EATON CORP PLC (NYSE:ETN) was identified as a stock worth exploring by dividend investors by our stock screener. NYSE:ETN scores well on profitability, solvency and liquidity. At the same time it seems to pay a decent dividend. We'll explore this a bit deeper below.
Looking at the Dividend
ChartMill employs its own Dividend Rating system for all stocks. This score, on a scale of 0 to 10, is determined by evaluating different dividend factors, such as yield, historical performance, dividend growth, and sustainability. NYSE:ETN has been assigned a 7 for dividend:
- Compared to an average industry Dividend Yield of 2.30, ETN pays a better dividend. On top of this ETN pays more dividend than 92.39% of the companies listed in the same industry.
- ETN has paid a dividend for at least 10 years, which is a reliable track record.
- ETN has not decreased its dividend for at least 10 years, so it has a reliable track record of non decreasing dividend.
- 39.53% of the earnings are spent on dividend by ETN. This is a low number and sustainable payout ratio.
- ETN's earnings are growing more than its dividend. This makes the dividend growth sustainable.
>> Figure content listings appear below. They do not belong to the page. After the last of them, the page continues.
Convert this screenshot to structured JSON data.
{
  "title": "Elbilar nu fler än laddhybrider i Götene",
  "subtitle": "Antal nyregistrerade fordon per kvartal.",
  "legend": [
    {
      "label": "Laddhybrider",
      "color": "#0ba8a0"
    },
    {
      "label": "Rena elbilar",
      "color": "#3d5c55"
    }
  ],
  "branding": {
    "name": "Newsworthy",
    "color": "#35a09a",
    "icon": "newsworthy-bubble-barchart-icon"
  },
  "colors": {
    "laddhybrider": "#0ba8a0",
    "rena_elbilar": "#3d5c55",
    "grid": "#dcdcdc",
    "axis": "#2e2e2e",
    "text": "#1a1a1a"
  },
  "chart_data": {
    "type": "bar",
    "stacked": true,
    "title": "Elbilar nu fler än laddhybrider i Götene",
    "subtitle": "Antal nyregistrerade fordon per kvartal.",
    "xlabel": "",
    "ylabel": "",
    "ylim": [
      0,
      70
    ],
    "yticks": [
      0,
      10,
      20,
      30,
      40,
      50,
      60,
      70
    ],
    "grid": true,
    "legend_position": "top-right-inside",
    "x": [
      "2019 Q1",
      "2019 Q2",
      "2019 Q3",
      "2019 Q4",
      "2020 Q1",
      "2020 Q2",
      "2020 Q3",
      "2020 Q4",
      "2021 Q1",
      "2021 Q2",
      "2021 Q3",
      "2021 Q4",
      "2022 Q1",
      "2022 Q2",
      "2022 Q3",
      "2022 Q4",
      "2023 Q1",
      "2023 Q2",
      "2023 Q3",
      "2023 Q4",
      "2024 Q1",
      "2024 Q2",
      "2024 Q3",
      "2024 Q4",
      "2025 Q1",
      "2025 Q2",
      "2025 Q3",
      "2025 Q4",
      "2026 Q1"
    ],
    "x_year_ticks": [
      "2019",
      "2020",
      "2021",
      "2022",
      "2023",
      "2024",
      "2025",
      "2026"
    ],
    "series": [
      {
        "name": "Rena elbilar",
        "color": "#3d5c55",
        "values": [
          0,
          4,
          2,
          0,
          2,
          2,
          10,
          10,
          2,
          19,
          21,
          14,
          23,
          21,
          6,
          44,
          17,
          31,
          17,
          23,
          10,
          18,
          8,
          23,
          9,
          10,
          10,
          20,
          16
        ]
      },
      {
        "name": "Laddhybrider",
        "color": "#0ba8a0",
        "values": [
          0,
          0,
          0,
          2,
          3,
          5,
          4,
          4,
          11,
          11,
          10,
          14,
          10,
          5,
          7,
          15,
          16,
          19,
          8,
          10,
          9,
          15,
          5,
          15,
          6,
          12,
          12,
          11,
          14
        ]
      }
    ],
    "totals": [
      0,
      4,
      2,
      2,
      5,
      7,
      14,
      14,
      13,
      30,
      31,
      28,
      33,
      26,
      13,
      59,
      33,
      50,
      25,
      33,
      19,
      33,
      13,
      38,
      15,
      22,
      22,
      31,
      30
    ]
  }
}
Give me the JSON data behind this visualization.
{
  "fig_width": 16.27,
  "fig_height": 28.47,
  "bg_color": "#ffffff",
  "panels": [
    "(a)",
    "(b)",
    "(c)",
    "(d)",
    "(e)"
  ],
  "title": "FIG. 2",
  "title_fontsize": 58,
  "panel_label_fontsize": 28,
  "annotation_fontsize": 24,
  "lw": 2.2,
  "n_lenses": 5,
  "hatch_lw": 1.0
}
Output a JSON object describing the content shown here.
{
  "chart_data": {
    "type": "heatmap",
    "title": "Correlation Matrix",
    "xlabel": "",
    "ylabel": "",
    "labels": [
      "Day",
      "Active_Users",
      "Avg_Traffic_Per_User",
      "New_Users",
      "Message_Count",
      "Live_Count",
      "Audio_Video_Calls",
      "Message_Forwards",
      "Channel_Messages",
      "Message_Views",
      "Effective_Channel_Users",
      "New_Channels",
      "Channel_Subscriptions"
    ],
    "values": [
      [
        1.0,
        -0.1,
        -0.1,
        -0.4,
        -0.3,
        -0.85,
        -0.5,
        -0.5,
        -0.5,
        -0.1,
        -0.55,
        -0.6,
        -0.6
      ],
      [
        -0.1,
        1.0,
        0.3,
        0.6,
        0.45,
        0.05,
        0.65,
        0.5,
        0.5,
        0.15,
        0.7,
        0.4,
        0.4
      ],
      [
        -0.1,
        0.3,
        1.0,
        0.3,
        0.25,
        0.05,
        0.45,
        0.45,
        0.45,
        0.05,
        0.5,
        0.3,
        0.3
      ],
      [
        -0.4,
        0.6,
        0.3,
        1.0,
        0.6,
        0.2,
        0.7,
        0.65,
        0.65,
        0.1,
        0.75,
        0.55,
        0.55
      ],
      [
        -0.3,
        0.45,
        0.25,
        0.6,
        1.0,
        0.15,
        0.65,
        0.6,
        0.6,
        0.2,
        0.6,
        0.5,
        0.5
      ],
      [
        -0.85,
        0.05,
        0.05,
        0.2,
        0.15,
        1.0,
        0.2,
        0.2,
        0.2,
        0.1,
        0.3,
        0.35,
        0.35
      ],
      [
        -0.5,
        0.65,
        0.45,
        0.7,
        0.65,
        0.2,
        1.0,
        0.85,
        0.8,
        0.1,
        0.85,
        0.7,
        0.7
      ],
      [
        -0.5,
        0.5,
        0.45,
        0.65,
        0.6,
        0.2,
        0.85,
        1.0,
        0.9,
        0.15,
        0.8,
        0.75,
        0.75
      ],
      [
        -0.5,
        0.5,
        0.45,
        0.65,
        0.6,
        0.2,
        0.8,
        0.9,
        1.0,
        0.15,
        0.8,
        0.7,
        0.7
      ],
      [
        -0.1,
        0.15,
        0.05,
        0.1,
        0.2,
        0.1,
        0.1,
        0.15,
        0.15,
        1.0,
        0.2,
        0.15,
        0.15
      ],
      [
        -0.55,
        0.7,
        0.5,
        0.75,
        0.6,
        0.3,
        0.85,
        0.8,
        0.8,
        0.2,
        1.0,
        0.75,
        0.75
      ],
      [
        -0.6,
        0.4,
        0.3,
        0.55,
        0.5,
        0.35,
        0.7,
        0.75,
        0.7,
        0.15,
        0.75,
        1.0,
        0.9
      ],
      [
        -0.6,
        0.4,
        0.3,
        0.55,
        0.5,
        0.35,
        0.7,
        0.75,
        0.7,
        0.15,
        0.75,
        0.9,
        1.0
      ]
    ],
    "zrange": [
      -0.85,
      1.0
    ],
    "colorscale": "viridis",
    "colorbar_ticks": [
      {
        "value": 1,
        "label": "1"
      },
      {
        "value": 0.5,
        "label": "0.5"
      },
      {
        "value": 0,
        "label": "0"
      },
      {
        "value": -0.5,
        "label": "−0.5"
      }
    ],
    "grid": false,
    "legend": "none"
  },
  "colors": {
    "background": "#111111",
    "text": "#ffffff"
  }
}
Deciphering NYSE:ETN's Health Rating
Every stock is evaluated by ChartMill, receiving a Health Rating on a scale of 0 to 10. This assessment considers different health aspects, including liquidity and solvency, both in absolute terms and relative to industry peers. NYSE:ETN has achieved a 7 out of 10:
- ETN has an Altman-Z score of 4.84. This indicates that ETN is financially healthy and has little risk of bankruptcy at the moment.
- With an excellent Altman-Z score value of 4.84, ETN belongs to the best of the industry, outperforming 83.70% of the companies in the same industry.
- The Debt to FCF ratio of ETN is 3.26, which is a good value as it means it would take ETN, 3.26 years of fcf income to pay off all of its debts.
- ETN's Debt to FCF ratio of 3.26 is fine compared to the rest of the industry. ETN outperforms 76.09% of its industry peers.
- ETN has a Debt/Equity ratio of 0.45. This is a healthy value indicating a solid balance between debt and equity.
- ETN does not score too well on the current and quick ratio evaluation. However, as it has excellent solvency and profitability, these ratios do not necessarly indicate liquidity issues and need to be evaluated against the specifics of the business.
Analyzing Profitability Metrics
ChartMill's Profitability Rating offers a unique perspective on stock analysis, providing scores from 0 to 10. These ratings consider a wide range of profitability metrics and margins, both in comparison to industry peers and on their own merits. For NYSE:ETN, the assigned 9 is a significant indicator of profitability:
- ETN has a better Return On Assets (9.27%) than 88.04% of its industry peers.
- With an excellent Return On Equity value of 18.99%, ETN belongs to the best of the industry, outperforming 91.30% of the companies in the same industry.
- ETN has a better Return On Invested Capital (12.11%) than 89.13% of its industry peers.
- The 3 year average ROIC (9.14%) for ETN is below the current ROIC(12.11%), indicating increased profibility in the last year.
- ETN has a Profit Margin of 15.12%. This is amongst the best in the industry. ETN outperforms 94.57% of its industry peers.
- ETN's Profit Margin has improved in the last couple of years.
- Looking at the Operating Margin, with a value of 18.57%, ETN belongs to the top of the industry, outperforming 93.48% of the companies in the same industry.
- In the last couple of years the Operating Margin of ETN has grown nicely.
- ETN has a better Gross Margin (37.53%) than 89.13% of its industry peers.
- ETN's Gross Margin has improved in the last couple of years.
More Best Dividend stocks can be found in our Best Dividend screener.
Check the latest full fundamental report of ETN for a complete fundamental analysis.
Keep in mind
This is not investing advice! The article highlights some of the observations at the time of writing, but you should always make your own analysis and invest based on your own insights.